Our calendar is based on the tropical year because we want the calendar to by in synch with seasons. The Earth's axial tilt (technically, the obliquity of the ecliptic) is what determines the seasons. The distant stars (the sidereal year) obviously have no impact on the seasons. Less obviously, the proximity of the Earth to the Sun (the anomalistic year) plays a much lesser role in determining climate than does the axial tilt.

That proximity to the Sun has only a secondary effect on climate would not be true if the Earth's axial tilt was much smaller than it is and the eccentricity of the Earth's orbit was much larger. Playing "what-if", if the axial tilt was near zero but the eccentricity remained small (~0.0167), the weather would be much more uniform year-round because that small eccentricity results in only a 7% variation in radiation intensity over the course of a year. If the eccentricity was also significantly greater, the "what-if" Earth would once again have seasons, but in this case the seasons would be dictated by the anomalistic year.

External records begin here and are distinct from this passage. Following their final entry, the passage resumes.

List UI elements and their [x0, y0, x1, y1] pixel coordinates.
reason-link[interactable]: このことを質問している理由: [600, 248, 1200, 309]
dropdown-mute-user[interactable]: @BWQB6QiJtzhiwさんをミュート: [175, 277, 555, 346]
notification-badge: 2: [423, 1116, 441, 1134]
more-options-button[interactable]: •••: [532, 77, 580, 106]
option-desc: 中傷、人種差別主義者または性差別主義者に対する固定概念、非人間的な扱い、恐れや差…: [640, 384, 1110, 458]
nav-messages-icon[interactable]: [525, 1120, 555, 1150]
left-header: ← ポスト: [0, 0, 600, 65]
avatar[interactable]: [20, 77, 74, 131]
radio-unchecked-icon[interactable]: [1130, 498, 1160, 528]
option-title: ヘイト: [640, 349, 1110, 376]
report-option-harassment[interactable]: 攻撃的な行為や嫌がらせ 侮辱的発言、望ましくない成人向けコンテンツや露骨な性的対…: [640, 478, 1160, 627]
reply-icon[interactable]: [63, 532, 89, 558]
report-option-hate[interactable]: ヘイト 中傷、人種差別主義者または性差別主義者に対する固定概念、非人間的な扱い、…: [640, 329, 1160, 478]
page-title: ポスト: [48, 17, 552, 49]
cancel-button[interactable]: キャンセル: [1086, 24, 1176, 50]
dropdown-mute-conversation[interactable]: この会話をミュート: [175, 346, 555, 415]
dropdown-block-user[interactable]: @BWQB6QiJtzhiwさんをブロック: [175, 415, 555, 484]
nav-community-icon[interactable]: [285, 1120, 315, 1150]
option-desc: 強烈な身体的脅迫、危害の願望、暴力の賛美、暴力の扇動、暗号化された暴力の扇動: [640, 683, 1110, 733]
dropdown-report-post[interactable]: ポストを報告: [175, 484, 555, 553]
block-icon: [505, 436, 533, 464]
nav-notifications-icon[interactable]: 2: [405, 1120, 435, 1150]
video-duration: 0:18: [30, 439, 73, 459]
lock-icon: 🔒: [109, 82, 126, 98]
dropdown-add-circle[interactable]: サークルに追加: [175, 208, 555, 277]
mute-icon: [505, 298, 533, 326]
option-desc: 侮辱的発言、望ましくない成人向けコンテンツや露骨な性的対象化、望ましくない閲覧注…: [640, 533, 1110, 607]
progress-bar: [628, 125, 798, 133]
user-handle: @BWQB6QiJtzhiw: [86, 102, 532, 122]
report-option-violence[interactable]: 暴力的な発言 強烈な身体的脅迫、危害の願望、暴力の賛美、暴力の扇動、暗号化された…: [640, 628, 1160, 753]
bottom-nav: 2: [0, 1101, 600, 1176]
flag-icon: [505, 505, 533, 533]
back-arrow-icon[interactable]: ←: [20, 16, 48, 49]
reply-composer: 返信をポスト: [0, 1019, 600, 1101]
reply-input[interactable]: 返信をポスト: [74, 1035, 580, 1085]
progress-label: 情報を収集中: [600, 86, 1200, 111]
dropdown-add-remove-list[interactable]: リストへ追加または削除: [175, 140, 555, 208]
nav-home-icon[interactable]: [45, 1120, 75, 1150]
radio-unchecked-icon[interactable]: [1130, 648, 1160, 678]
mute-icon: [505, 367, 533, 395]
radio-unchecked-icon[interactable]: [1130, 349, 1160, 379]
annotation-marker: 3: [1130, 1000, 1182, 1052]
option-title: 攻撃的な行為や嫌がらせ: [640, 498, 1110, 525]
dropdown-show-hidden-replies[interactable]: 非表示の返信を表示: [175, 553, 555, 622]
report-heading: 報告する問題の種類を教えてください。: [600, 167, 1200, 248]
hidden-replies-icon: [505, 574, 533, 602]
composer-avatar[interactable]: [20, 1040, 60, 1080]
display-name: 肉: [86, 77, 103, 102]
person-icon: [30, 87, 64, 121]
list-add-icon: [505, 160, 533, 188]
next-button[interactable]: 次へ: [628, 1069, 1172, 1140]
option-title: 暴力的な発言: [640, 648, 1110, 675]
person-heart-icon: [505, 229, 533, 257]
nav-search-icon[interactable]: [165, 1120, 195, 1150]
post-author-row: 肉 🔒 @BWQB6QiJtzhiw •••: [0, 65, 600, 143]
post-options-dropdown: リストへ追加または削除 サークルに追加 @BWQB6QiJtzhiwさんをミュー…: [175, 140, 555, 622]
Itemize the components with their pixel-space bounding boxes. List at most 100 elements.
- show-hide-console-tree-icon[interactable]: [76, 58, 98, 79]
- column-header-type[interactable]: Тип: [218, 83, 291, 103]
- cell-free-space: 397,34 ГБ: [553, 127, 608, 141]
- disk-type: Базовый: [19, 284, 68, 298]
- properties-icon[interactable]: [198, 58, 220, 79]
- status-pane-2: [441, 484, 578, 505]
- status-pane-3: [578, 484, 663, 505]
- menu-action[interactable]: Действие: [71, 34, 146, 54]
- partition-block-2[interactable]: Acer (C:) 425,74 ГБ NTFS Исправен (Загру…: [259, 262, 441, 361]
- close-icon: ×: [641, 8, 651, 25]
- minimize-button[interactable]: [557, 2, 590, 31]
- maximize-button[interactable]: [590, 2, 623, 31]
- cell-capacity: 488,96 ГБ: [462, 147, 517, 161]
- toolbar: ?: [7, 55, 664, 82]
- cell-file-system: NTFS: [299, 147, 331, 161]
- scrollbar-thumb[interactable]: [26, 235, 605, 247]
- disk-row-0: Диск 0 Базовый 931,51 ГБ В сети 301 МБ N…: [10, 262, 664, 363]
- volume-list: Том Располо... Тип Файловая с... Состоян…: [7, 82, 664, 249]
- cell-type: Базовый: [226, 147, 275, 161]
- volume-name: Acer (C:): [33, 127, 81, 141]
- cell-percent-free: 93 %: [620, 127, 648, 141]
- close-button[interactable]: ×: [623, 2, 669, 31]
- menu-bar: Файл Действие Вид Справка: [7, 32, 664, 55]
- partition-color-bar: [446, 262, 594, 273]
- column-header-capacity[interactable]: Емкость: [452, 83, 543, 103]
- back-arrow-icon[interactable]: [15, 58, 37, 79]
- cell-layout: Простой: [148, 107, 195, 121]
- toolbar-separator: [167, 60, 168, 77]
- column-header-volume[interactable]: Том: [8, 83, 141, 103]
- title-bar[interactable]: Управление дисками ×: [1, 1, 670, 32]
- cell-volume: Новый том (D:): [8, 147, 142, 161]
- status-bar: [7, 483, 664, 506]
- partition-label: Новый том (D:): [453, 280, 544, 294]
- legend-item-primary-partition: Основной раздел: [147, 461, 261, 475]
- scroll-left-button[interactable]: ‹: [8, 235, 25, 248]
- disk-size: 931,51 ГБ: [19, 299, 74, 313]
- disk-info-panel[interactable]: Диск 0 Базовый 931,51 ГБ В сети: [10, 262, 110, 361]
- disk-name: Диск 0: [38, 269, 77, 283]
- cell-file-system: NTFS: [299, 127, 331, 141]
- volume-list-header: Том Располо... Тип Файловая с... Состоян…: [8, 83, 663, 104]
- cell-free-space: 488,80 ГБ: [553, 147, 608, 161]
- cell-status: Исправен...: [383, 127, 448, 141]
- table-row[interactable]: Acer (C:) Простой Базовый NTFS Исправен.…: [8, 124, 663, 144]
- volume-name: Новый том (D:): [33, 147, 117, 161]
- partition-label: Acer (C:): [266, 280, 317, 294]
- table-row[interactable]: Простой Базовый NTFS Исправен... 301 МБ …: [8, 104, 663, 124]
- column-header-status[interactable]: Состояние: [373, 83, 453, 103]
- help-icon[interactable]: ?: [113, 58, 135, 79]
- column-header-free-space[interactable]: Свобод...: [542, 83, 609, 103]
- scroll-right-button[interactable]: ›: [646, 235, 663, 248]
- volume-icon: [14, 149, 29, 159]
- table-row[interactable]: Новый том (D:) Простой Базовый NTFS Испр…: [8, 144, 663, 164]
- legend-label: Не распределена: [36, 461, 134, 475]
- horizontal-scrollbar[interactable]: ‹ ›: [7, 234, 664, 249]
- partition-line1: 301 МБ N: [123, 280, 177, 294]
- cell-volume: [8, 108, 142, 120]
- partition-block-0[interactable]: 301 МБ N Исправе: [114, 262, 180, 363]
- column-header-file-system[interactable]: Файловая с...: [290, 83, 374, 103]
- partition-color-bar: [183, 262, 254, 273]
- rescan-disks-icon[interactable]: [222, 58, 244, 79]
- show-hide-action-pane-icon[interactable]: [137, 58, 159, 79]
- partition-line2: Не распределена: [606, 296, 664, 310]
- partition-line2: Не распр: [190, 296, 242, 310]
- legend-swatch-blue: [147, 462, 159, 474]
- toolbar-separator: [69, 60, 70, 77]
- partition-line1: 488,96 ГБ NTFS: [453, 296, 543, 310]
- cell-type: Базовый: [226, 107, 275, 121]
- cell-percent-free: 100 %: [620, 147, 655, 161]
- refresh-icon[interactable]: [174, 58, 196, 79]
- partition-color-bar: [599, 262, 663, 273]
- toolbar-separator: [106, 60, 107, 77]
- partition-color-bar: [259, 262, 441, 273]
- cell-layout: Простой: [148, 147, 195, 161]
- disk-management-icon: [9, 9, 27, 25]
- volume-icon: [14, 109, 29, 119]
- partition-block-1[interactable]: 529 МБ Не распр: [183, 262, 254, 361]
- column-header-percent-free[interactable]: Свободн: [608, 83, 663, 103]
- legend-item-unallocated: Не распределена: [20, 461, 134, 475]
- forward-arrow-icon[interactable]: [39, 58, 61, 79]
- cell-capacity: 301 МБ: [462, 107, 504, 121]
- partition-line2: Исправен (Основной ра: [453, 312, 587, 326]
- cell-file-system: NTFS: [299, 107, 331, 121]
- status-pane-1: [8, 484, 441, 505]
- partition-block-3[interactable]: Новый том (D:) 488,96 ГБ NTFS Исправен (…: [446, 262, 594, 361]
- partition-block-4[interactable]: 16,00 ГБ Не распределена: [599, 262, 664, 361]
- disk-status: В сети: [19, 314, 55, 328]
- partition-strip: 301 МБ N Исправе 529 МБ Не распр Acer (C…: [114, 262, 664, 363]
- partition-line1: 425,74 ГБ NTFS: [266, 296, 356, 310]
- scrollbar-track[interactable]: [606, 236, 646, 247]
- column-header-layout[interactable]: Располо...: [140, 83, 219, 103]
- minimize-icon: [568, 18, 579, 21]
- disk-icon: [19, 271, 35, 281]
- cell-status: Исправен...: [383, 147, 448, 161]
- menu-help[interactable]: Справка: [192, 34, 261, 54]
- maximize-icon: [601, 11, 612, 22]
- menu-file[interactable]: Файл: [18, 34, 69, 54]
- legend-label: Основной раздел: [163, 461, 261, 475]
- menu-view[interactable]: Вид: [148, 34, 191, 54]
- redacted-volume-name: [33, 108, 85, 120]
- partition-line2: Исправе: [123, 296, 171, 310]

Back to the real world. Why are there three different "years"? First, the sidereal year versus the anomalistic year. First a bit on Keplerian orbits and orbital elements. Orbital elements comprise the semi-major axis of the orbit, the orbit's eccentricity, three angles that describe the shape and orientation of the orbit, plus the true (or mean or eccentric) anomaly. Keplerian orbits occur only in fiction -- and in introductory physics classes. The Earth and Sun would orbit their center of mass in a Keplerian orbit if the only objects in the universe were the Earth and the Sun, and if Newton's law of gravity perfectly described reality, and if both had spherical mass distributions.

In a true Keplerian orbit, only one of the six orbital elements changes with time: the anomaly. The remaining five elements are constant. The anomalistic year and the sidereal year would be equal to one another in this fictional universe. Our solar system has multiple planets and Newton's law of gravitation is only approximately correct. Those other planets, particularly Jupiter, perturb the Earth's orbit around the Sun. The Earth's perihelion passage does not occur at exactly the same place every year with respect to the fixed stars. It instead precesses (called anomalistic precession) a tiny bit. That Newton's law of gravity is not quite correct adds a tiny bit to this precession. The end result: The anomalistic year is about 4.7039 minutes longer than the sidereal year.

The tropical year differs from the sidereal year because the Earth isn't a perfect sphere. The Earth has an equatorial bulge because the Earth is rotating about its axis. The Moon, the Sun, and the other planets "grab" this bulge gravitationally, resulting in a torque on the Earth. The Earth wobbles a bit (called precession of the equinoxes). The Earth's rotation axis in turn rotates about another axis, completing a revolution in about 26,000 years. The end result: The tropical year is about 20.3628 minutes shorter than the sidereal year.